Effective AML procedures among cryptocurrency businesses are just as essential: with continuous transaction monitoring, compliance officers can stop many of these schemes before they start.
What is Know Your Customer (KYC)?
KYC refers to a set of identity verification procedures required by law for money service providers, including VASPs. KYC processes are crucial for cryptocurrency AML because they enable criminal investigators to connect pseudonymous addresses to real identities in the event the address has been connected to crime, thereby enabling effective investigations.
In traditional finance, valid credentials include ID card validation, face verification, and biometric authentication. Additionally, many banks require proof of address (e.g. a copy of a recent utility bill).
In the cryptocurrency industry, KYC requirements are less standardized. Most exchanges require that new customers share their legal name, government-issued ID, and up-to-date address information, but this varies according to where the exchange operates and what services it provides.
This October, FATF clarified that NFT marketplaces, DeFi protocols, and stablecoin providers, depending on the activities in which they engage, may also be obligated to adopt KYC compliance and monitoring solutions.
How does KYC work?
KYC programs generally have three components: customer identification, due diligence, and continuous monitoring.
Customer Identification Program (CIP)
A customer identification program or ‘CIP’ uses reliable and independent data to ensure that the customer is who they claim to be. For individuals, this could include the client’s legal name, date of birth, address, and verifying documentation like a driver’s license or passport. For enterprise customers, business licenses and articles of incorporation are common requirements.

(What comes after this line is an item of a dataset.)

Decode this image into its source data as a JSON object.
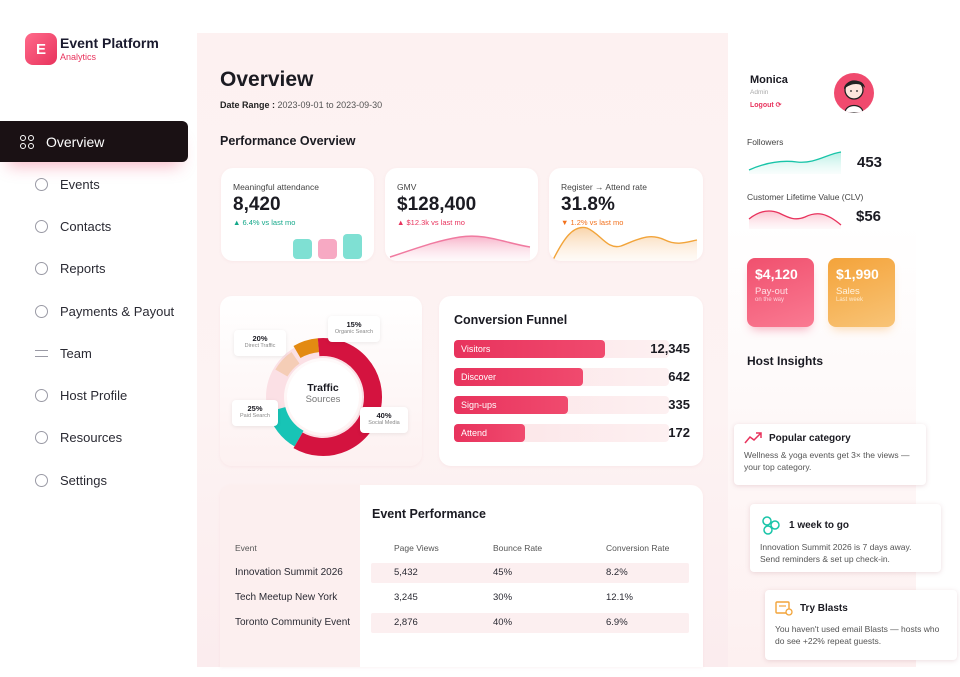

Customer Due Diligence (CDD)
Customer Due Diligence or ‘CDD’ is an assessment of the risks presented by a new client or business relationship. Financial service providers make use of background checks, customer surveys, and reviews of client transaction history to assign risk ratings determining how closely an account will be monitored.
Continuous monitoring is the ongoing review of transactions for criminal activity. When suspicious activities are detected, VASPs are obligated to submit Suspicious Activities Reports (SARs) to FinCEN or other relevant law enforcement agencies. Chainalysis Know Your Transaction helps businesses comply with these obligations by automatically detecting patterns of suspicious activity, sending real-time alerts, enabling in-depth investigations, and integrating into compliance team workflows.
Why is KYC important for Crypto?
With cryptocurrency adoption growing exponentially, cryptocurrency businesses need KYC processes to comply with regulations and stop illicit activity. Identity verification, risk assessment, and continuous monitoring are the best means to that end.
Moreover, by adopting new KYC procedures, cryptocurrency businesses can build trust with users and regulators without sacrificing their bottom line. When Binance, a global cryptocurrency exchange, made KYC mandatory for all of its customers, it found that “most people — 96%, 97% of users — go through KYC.” This minor reduction in registrations is a small price to pay for the ability to operate in hundreds of regulatory environments, serve millions of customers, and stop illicit activities of every type.
Cryptocurrency, meet AML and KYC
As cryptocurrencies have expanded and reshaped the global financial network, AML and KYC have become a basic need. That’s why Chainalysis helps cryptocurrency businesses stay compliant and government agencies stop crime: because AML and KYC minimizes the risks faced by businesses, protects users from illicit activity, and builds trust in cryptocurrency.